Glucose deprivation increases changes in mitochondrial morphology. Untransfected HeLa cells or cells transfected with siRNA as indicated were investigated for mitochondrial morphology by life imaging. Cells with normal mitochondria (gray bars) or altered mitochondria (black bars) were counted after incubation of cells in standard cell culture medium (high glucose; +) or in low-glucose (−) medium.
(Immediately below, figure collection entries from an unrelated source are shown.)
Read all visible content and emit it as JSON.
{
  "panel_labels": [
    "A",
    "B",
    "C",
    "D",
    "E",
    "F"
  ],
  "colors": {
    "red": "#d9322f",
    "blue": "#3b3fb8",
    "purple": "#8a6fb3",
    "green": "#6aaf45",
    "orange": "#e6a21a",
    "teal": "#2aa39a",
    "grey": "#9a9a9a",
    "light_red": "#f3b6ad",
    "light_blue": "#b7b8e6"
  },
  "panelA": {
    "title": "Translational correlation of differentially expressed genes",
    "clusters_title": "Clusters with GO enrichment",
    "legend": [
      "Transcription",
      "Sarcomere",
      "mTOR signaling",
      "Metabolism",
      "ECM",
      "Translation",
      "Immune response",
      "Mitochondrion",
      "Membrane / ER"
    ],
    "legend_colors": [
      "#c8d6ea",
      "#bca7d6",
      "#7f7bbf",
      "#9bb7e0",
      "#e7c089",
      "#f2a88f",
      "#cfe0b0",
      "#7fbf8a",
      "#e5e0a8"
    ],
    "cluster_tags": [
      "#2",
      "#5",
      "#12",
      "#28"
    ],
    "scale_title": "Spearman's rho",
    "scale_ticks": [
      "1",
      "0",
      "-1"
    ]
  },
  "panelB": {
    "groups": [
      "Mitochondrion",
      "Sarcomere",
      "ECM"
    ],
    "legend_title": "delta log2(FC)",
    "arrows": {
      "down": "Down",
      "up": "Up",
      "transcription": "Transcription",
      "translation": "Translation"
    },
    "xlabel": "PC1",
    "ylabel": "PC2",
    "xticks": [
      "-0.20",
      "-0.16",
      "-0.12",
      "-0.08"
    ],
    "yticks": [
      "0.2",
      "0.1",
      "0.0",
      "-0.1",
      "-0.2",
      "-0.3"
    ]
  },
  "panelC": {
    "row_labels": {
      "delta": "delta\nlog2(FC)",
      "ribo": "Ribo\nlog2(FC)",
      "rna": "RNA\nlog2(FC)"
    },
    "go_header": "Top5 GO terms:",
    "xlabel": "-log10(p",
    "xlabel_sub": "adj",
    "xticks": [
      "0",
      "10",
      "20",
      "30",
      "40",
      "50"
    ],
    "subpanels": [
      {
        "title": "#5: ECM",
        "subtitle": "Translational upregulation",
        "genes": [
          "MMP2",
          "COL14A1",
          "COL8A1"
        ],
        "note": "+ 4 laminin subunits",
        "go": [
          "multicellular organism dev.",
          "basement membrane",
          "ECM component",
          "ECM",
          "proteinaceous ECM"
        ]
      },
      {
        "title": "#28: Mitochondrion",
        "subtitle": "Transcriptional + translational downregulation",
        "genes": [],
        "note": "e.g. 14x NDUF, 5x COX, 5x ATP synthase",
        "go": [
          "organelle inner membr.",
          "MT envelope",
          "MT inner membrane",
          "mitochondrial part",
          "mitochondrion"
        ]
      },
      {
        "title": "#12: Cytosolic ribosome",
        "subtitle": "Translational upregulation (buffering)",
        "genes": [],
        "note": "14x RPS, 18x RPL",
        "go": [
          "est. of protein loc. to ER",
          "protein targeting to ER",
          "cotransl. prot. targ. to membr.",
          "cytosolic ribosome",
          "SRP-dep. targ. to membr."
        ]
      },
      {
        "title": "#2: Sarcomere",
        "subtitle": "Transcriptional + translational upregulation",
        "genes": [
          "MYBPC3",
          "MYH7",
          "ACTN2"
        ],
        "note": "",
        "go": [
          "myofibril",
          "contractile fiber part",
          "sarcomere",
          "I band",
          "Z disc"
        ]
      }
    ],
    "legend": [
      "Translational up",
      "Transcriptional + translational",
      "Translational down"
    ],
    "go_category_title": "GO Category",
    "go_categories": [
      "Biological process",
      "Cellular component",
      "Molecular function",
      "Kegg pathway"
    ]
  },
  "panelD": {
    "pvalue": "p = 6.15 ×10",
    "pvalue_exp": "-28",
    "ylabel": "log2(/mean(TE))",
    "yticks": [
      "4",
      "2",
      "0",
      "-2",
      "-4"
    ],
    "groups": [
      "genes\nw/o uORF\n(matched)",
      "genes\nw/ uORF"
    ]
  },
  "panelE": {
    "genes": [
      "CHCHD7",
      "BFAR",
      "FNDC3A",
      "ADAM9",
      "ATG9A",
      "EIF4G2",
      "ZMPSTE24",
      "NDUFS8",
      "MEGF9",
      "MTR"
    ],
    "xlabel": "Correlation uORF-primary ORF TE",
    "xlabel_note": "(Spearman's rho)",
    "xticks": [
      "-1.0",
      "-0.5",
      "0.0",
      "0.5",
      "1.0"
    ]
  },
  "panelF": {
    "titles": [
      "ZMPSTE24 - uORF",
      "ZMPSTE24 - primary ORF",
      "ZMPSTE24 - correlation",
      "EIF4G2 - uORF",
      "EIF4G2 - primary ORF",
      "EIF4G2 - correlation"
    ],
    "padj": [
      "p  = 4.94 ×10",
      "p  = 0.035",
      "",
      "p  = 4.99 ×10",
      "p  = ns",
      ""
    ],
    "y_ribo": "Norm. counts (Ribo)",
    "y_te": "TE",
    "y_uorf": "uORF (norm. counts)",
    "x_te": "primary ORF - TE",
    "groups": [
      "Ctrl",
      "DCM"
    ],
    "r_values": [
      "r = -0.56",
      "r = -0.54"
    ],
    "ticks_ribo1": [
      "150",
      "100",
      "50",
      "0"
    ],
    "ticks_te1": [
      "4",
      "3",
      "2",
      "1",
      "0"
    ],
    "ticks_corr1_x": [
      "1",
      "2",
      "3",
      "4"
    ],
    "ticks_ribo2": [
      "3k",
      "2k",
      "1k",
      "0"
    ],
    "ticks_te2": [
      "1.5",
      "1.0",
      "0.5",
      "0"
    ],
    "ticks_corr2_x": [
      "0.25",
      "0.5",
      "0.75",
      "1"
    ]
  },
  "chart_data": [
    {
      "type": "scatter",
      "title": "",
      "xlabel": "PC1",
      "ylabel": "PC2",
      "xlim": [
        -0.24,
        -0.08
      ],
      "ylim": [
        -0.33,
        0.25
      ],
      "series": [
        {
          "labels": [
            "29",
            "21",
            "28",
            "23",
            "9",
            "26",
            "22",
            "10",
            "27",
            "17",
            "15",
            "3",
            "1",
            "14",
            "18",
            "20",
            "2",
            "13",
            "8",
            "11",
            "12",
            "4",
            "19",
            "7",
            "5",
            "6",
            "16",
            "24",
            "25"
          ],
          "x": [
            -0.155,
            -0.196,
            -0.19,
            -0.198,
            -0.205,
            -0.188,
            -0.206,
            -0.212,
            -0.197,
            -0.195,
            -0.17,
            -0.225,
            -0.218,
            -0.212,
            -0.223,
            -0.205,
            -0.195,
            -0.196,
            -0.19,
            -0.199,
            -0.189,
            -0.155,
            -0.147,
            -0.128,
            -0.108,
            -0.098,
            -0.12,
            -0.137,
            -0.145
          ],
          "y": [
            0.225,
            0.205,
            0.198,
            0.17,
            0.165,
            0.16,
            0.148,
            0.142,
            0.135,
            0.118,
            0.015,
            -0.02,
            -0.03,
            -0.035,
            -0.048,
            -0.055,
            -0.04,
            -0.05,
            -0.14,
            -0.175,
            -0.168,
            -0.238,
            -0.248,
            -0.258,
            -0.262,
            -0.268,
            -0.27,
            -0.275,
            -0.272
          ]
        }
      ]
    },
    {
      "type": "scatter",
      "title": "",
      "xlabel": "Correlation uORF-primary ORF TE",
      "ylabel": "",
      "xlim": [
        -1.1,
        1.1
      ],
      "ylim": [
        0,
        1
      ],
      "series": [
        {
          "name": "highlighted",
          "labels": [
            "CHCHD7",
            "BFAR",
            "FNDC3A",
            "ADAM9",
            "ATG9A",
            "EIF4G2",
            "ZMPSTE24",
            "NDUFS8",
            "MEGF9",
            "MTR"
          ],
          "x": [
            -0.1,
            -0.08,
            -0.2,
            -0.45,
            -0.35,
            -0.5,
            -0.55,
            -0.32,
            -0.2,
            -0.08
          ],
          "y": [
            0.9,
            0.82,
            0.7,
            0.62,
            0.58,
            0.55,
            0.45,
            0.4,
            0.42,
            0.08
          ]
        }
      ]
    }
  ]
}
Results represent mean values of three independent experiments with error bars indicating SD (ANOVA; **p ≤ 0.01; ***p ≤ 0.001).

Figure 5.

Rescue of the morphological alterations caused by reduced PINK1 expression. A, Cells were cotransfected with siRNA and either empty vector or PINK1 wild type (wt), PINK^G309D, PINK1^Q126P siRNA-resistant constructs as indicated. Note the rescue of mitochondrial pathology by wt PINK1 but not by mutant PINK1. B, Cells were cotransfected with PINK1 siRNA, wild-type (wt) parkin; the parkin mutations ΔUBL, R42P, and G430D; as well as wt DJ-1. Note the rescue of mitochondrial pathology by wt parkin, but not by DJ-1. (ANOVA; **p ≤ 0.01; ***p ≤ 0.001). Error bars indicate SD.

Figure 6.

Truncation and fragmentation of mitochondria in fibroblasts from patients with PINK1 mutations. A, Mitochondrial fragmentation phenotypes with increasing severity (category I, swollen; category II, truncated and swollen; category III, fragmented) as observed in fibroblasts of PARK6 patients. B, Fibroblasts of controls or PD patients carrying the PINK1^Q126P or PINK1^G309D mutations were analyzed for mitochondrial morphology after a shift to low-glucose medium. Changes in the percentage of cells in each category are represented by white (category I), gray (category II), and black (category III) bars (ANOVA, *p ≤ 0.05). Error bars indicate SD.